If a low back sprain was assessed and the SIJ is suspected, palpation directly over the joint will usually be tender for the client/patient. Assessment of SIJ strains and sprains should include palpation assessment of the gluteal and piriformis muscles, as well as the coccygeus and levator ani muscles. If a SIJ or LSJ sprain is suspected, two further tests can be performed: Nachlas test and Yeoman’s test. In each case, pain at the joint is the criterion for the test to be positive.
Nachlas test is performed by bringing the foot of the prone client/patient toward the buttock on that side. This stretches the rectus femoris of the quadriceps group, placing an anterior tilt pulling force on the same-side pelvic bone. Because the other pelvic bone is stabilized with body weight, this will introduce motion into the same-side SIJ. If it is sprained, pain will occur. Nachlas test is then performed on the other side of the client/patient’s body. Nachlas can also assess the opposite-side SIJ as well as the LSJ joint. If the same-side SIJ is locked (hypomobile), then when the patient’s/client’s leg is moved, the anterior tilt force on that side pelvic bone will be transferred to the sacrum and the sacrum will move into anterior tilt (nutation). Because the opposite-side pelvic bone and the L5 vertebra are stabilized with body weight, this will place a force into both the opposite-side SIJ and the LSJ. Therefore, pain at either of these joints is positive for a sprain at that joint. Note: Nachlas test is contraindicated if the client/patient has a bad knee joint.
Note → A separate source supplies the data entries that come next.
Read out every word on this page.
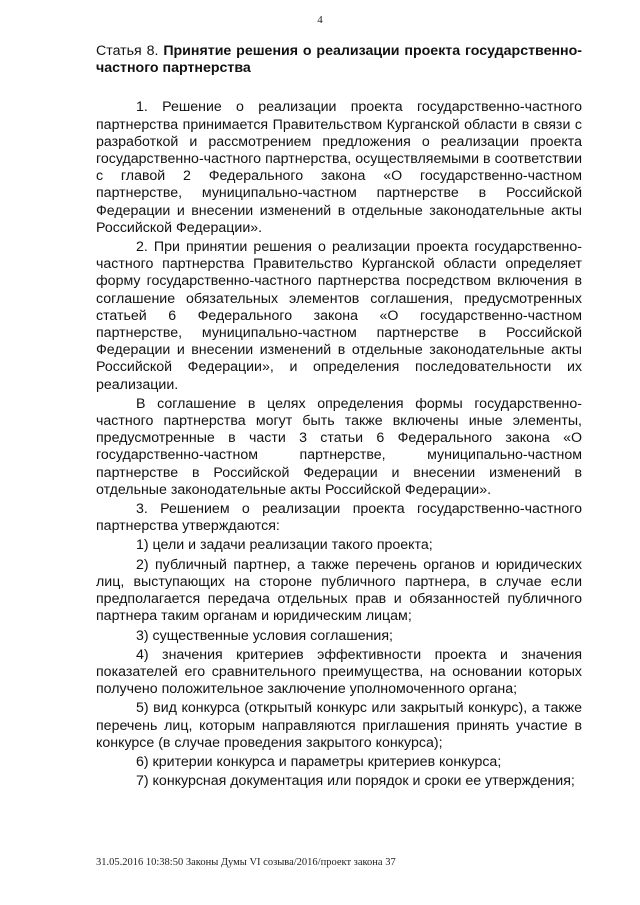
4

Статья 8. Принятие решения о реализации проекта государственно-частного партнерства

1. Решение о реализации проекта государственно-частного партнерства принимается Правительством Курганской области в связи с разработкой и рассмотрением предложения о реализации проекта государственно-частного партнерства, осуществляемыми в соответствии с главой 2 Федерального закона «О государственно-частном партнерстве, муниципально-частном партнерстве в Российской Федерации и внесении изменений в отдельные законодательные акты Российской Федерации».

2. При принятии решения о реализации проекта государственно-частного партнерства Правительство Курганской области определяет форму государственно-частного партнерства посредством включения в соглашение обязательных элементов соглашения, предусмотренных статьей 6 Федерального закона «О государственно-частном партнерстве, муниципально-частном партнерстве в Российской Федерации и внесении изменений в отдельные законодательные акты Российской Федерации», и определения последовательности их реализации.

В соглашение в целях определения формы государственно-частного партнерства могут быть также включены иные элементы, предусмотренные в части 3 статьи 6 Федерального закона «О государственно-частном партнерстве, муниципально-частном партнерстве в Российской Федерации и внесении изменений в отдельные законодательные акты Российской Федерации».

3. Решением о реализации проекта государственно-частного партнерства утверждаются:

1) цели и задачи реализации такого проекта;

2) публичный партнер, а также перечень органов и юридических лиц, выступающих на стороне публичного партнера, в случае если предполагается передача отдельных прав и обязанностей публичного партнера таким органам и юридическим лицам;

3) существенные условия соглашения;

4) значения критериев эффективности проекта и значения показателей его сравнительного преимущества, на основании которых получено положительное заключение уполномоченного органа;

5) вид конкурса (открытый конкурс или закрытый конкурс), а также перечень лиц, которым направляются приглашения принять участие в конкурсе (в случае проведения закрытого конкурса);

6) критерии конкурса и параметры критериев конкурса;

7) конкурсная документация или порядок и сроки ее утверждения;

31.05.2016 10:38:50 Законы Думы VI созыва/2016/проект закона 37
Yeoman’s test is performed by lifting the patient’s/client’s thigh into extension as pressure is placed on the same-side PSIS (to both stabilize the spine and also to add anterior tilt force to that pelvic bone). The biomechanics of Yeoman’s test are essentially the same as Nachlas test; only now all the hip flexors are stretched (not only the rectus femoris), placing a greater anterior tilt force on the same-side SIJ (as well as the opposite-side SIJ and LSJ). Because Yeoman’s test is more powerful, it is more sensitive at detecting a SIJ or LSJ sprain.
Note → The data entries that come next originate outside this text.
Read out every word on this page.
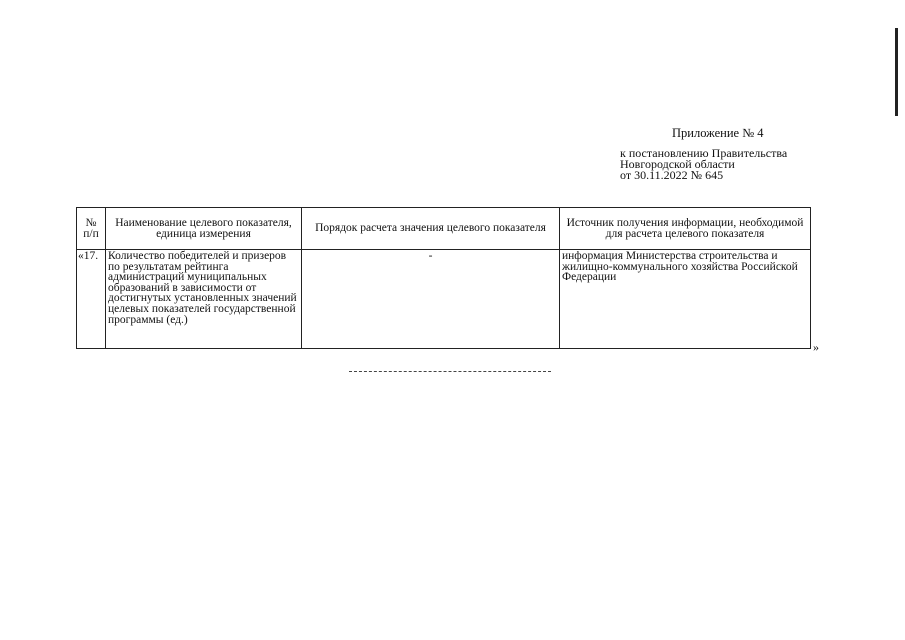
Приложение № 4
к постановлению Правительства
Новгородской области
от 30.11.2022 № 645
№ п/п	Наименование целевого показателя, единица измерения	Порядок расчета значения целевого показателя	Источник получения информации, необходимой для расчета целевого показателя
«17.	Количество победителей и призеров по результатам рейтинга администраций муниципальных образований в зависимости от достигнутых установленных значений целевых показателей государственной программы (ед.)	-	информация Министерства строительства и жилищно-коммунального хозяйства Российской Федерации
»
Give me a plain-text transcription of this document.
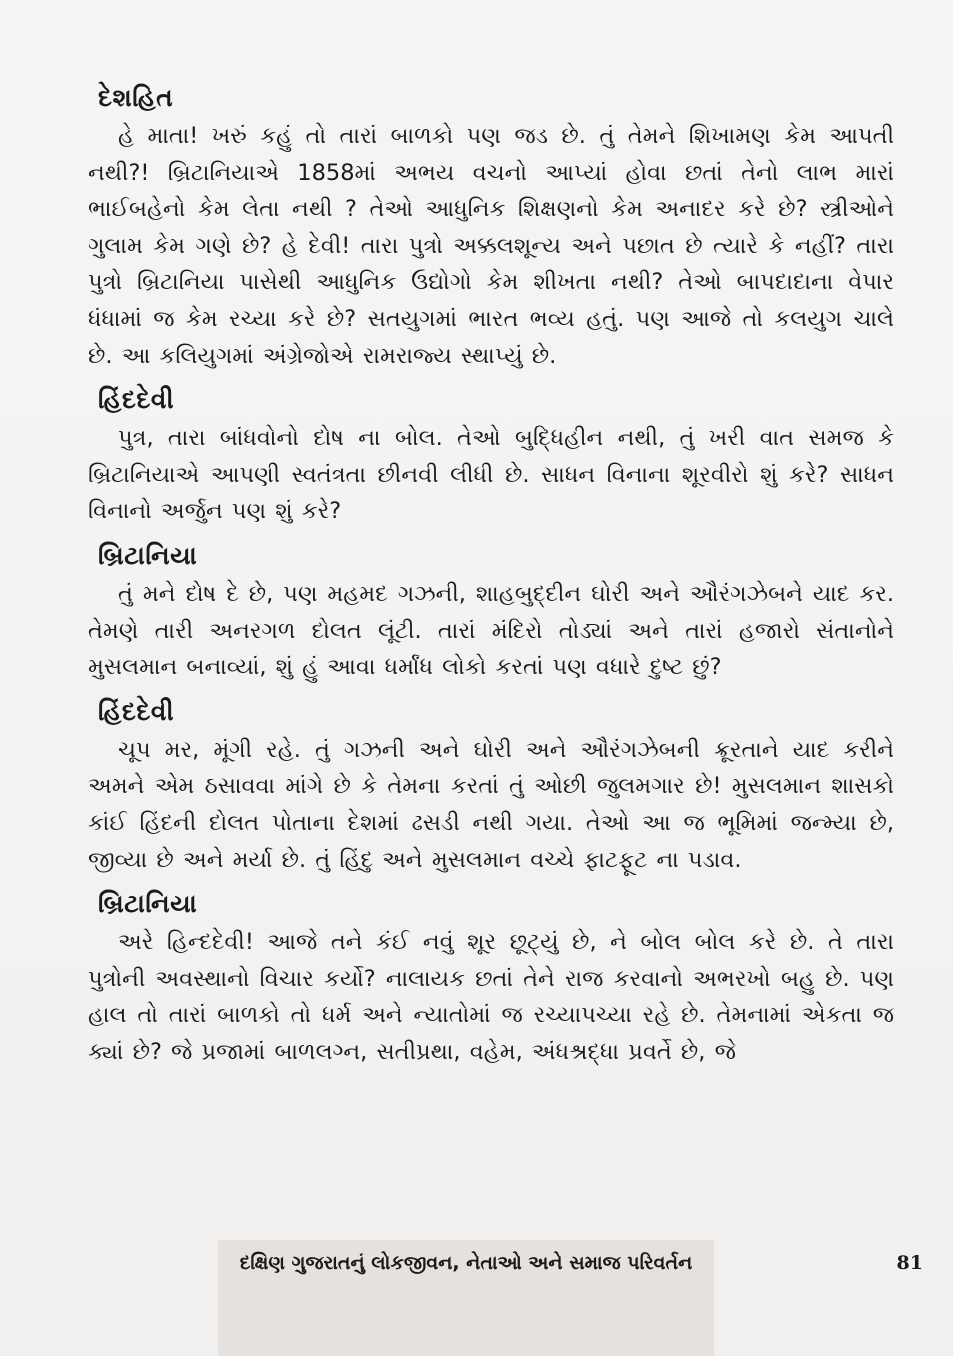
દેશહિત

હે માતા! ખરું કહું તો તારાં બાળકો પણ જડ છે. તું તેમને શિખામણ કેમ આપતી નથી?! બ્રિટાનિયાએ 1858માં અભય વચનો આપ્યાં હોવા છતાં તેનો લાભ મારાં ભાઈબહેનો કેમ લેતા નથી ? તેઓ આધુનિક શિક્ષણનો કેમ અનાદર કરે છે? સ્ત્રીઓને ગુલામ કેમ ગણે છે? હે દેવી! તારા પુત્રો અક્કલશૂન્ય અને પછાત છે ત્યારે કે નહીં? તારા પુત્રો બ્રિટાનિયા પાસેથી આધુનિક ઉદ્યોગો કેમ શીખતા નથી? તેઓ બાપદાદાના વેપાર ધંધામાં જ કેમ રચ્યા કરે છે? સતયુગમાં ભારત ભવ્ય હતું. પણ આજે તો કલયુગ ચાલે છે. આ કલિયુગમાં અંગ્રેજોએ રામરાજ્ય સ્થાપ્યું છે.

હિંદદેવી

પુત્ર, તારા બાંધવોનો દોષ ના બોલ. તેઓ બુદ્ધિહીન નથી, તું ખરી વાત સમજ કે બ્રિટાનિયાએ આપણી સ્વતંત્રતા છીનવી લીધી છે. સાધન વિનાના શૂરવીરો શું કરે? સાધન વિનાનો અર્જુન પણ શું કરે?

બ્રિટાનિયા

તું મને દોષ દે છે, પણ મહમદ ગઝની, શાહબુદ્દીન ઘોરી અને ઔરંગઝેબને યાદ કર. તેમણે તારી અનરગળ દોલત લૂંટી. તારાં મંદિરો તોડ્યાં અને તારાં હજારો સંતાનોને મુસલમાન બનાવ્યાં, શું હું આવા ધર્માંધ લોકો કરતાં પણ વધારે દુષ્ટ છું?

હિંદદેવી

ચૂપ મર, મૂંગી રહે. તું ગઝની અને ઘોરી અને ઔરંગઝેબની ક્રૂરતાને યાદ કરીને અમને એમ ઠસાવવા માંગે છે કે તેમના કરતાં તું ઓછી જુલમગાર છે! મુસલમાન શાસકો કાંઈ હિંદની દોલત પોતાના દેશમાં ઢસડી નથી ગયા. તેઓ આ જ ભૂમિમાં જન્મ્યા છે, જીવ્યા છે અને મર્યા છે. તું હિંદુ અને મુસલમાન વચ્ચે ફાટફૂટ ના પડાવ.

બ્રિટાનિયા

અરે હિન્દદેવી! આજે તને કંઈ નવું શૂર છૂટ્યું છે, ને બોલ બોલ કરે છે. તે તારા પુત્રોની અવસ્થાનો વિચાર કર્યો? નાલાયક છતાં તેને રાજ કરવાનો અભરખો બહુ છે. પણ હાલ તો તારાં બાળકો તો ધર્મ અને ન્યાતોમાં જ રચ્યાપચ્યા રહે છે. તેમનામાં એકતા જ ક્યાં છે? જે પ્રજામાં બાળલગ્ન, સતીપ્રથા, વહેમ, અંધશ્રદ્ધા પ્રવર્તે છે, જે

દક્ષિણ ગુજરાતનું લોકજીવન, નેતાઓ અને સમાજ પરિવર્તન	81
Both a low back sprain and low back strain involve protective muscular spasming, as does most every other condition of the low back. Therefore strains and sprains need to be differentially diagnosed/assessed from these other conditions. The first differential assessment to be made is to determine if the client/patient is simply experiencing a low back spasm. Very often, when a patient’s/client’s low back “goes out,” there is no actual tissue tearing, in other words, there is no actual strain or sprain. Rather, a muscle spindle stretch reflex has been triggered due to overstretching while bending forward, and the low back musculature has gone into spasm. Low back spasms will present similarly to a strain in that they will show positively to active SLR; and the associated muscles will also be tender/painful when palpated. Myofascial trigger points (TrPs) may also present similarly to a muscle strain. However, muscle spasms and TrPs do not usually present with inflammation. Also, even though a muscle spasm may occur suddenly during a motion such as bending over or picking up an object, the client/patient will not usually recall feeling a “pop.” Often the definitive differential assessment between a muscle strain and simple muscle spasm is that the spasm resolves much more quickly and usually resolves 100% in time.
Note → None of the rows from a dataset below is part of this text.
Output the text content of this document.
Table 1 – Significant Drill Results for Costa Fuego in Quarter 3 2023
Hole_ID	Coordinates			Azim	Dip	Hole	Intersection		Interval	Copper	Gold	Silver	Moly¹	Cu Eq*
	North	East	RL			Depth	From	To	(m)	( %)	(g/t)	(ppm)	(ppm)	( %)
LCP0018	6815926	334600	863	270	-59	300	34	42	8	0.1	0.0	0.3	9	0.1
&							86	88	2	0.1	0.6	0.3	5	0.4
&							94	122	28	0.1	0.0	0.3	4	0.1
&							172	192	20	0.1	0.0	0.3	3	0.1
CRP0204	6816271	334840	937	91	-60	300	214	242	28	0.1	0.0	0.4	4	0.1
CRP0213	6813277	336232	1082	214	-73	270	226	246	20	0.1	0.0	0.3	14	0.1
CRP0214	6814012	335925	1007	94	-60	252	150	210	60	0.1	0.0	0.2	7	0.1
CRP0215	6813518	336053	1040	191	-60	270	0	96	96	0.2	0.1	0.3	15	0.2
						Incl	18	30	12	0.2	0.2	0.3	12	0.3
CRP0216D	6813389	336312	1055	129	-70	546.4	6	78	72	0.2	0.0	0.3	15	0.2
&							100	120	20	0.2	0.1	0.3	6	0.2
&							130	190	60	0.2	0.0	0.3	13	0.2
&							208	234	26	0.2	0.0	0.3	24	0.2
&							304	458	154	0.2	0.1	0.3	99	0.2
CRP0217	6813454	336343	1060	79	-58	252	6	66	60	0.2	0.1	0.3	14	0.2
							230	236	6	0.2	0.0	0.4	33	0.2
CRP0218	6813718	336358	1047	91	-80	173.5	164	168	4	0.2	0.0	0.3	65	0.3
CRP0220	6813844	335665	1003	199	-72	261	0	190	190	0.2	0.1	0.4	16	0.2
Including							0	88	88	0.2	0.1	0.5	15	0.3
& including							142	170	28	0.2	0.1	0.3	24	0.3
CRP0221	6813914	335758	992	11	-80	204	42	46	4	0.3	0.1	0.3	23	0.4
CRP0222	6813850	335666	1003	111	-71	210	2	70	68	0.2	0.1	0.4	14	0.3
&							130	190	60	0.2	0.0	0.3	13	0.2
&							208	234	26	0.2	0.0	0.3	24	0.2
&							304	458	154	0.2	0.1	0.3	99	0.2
It is also important to determine if the client/patient is suffering from a more serious condition such as a bulging or herniated disc. Pathologic discs are also assessed with SLR, but the criterion for a disc condition is not simply local low back pain, but pain referral into the lower extremity. Strains and sprains should also be differentially assessed from other low back conditions such as facet syndrome and arthritic conditions.